I hear she is actually your partner in managing the restaurant.
Oh yes, she is in charge of the back office-hygiene, supplies, procurement, personnel management and everything in-between.
Any other major influence outside your family?
A. I am also lucky to have a couple special friends who are always there for me and who tell me truths I need to know in my best interest, even if I fight them in the process of learning from them.
Let’s talk about your other interests.
Among others, I have a keen interest in promoting education and mentoring young women, especially girls.
As an enlightened citizen, I have political responsibilities and a role to play in my country’s development and prestige. I am keenly aware of my rights and responsibilities as a citizen, and of the obligations of those whom we have chosen to pursue and protect the best interests of the nation and the people. It is not rocket science to observe the obvious that our leaders as a group, national, regional and local, cannot in good conscience claim to have acquitted themselves elegantly on behalf of the people, especially those in need or who are vulnerable to social and economic uncertainties. Our elders have tried, and to a large extent, may be said to have essentially not done particularly well by the people.

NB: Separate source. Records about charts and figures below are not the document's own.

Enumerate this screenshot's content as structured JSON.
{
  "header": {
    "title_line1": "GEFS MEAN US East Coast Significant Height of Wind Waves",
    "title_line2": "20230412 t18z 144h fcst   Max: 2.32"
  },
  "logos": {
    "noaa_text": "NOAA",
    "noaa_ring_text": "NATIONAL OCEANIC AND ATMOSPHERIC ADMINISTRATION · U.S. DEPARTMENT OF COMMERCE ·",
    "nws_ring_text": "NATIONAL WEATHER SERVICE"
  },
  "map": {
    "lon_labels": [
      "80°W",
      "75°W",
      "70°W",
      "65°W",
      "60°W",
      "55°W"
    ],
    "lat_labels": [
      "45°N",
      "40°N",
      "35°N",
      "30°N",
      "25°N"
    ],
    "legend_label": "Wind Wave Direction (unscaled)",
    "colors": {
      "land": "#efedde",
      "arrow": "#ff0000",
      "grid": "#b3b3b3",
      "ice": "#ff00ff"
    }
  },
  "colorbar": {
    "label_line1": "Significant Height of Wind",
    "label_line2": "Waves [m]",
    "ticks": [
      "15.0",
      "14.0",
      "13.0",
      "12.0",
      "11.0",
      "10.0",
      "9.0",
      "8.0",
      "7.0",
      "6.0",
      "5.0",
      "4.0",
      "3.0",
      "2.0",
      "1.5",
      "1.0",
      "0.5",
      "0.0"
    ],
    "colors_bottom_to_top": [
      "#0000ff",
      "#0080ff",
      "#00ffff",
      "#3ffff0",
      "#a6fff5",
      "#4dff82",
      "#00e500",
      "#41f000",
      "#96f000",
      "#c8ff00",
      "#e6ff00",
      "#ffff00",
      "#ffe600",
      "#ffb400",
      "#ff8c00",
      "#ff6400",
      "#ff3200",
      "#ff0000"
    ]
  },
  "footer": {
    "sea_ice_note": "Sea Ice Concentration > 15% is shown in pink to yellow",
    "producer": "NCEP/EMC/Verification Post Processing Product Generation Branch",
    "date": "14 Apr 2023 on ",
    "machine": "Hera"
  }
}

Each generation has the right and responsibility to make its mark on society. The young have not learned much to prepare them to succeed the present crop of leaders who have been in charge for half a century. They cannot learn when they are not given the opportunity of apprenticeship and excellent models to emulate. So, we have a problem. Nigeria needs a new crop of leaders, fresh ideas, and bold dreams. But this will not come about just by one generation succeeding the other as a routine of the passage of time. Each generation must give its best and tutor the succeeding generation to excel.
That is what I would like to see, and in the right circumstances, might even seek actively to contribute to. In this context, women have a lot to contribute. But not merely as women, but as enlightened, inspired and inspiring citizens, competent, driven, responsible and accountable.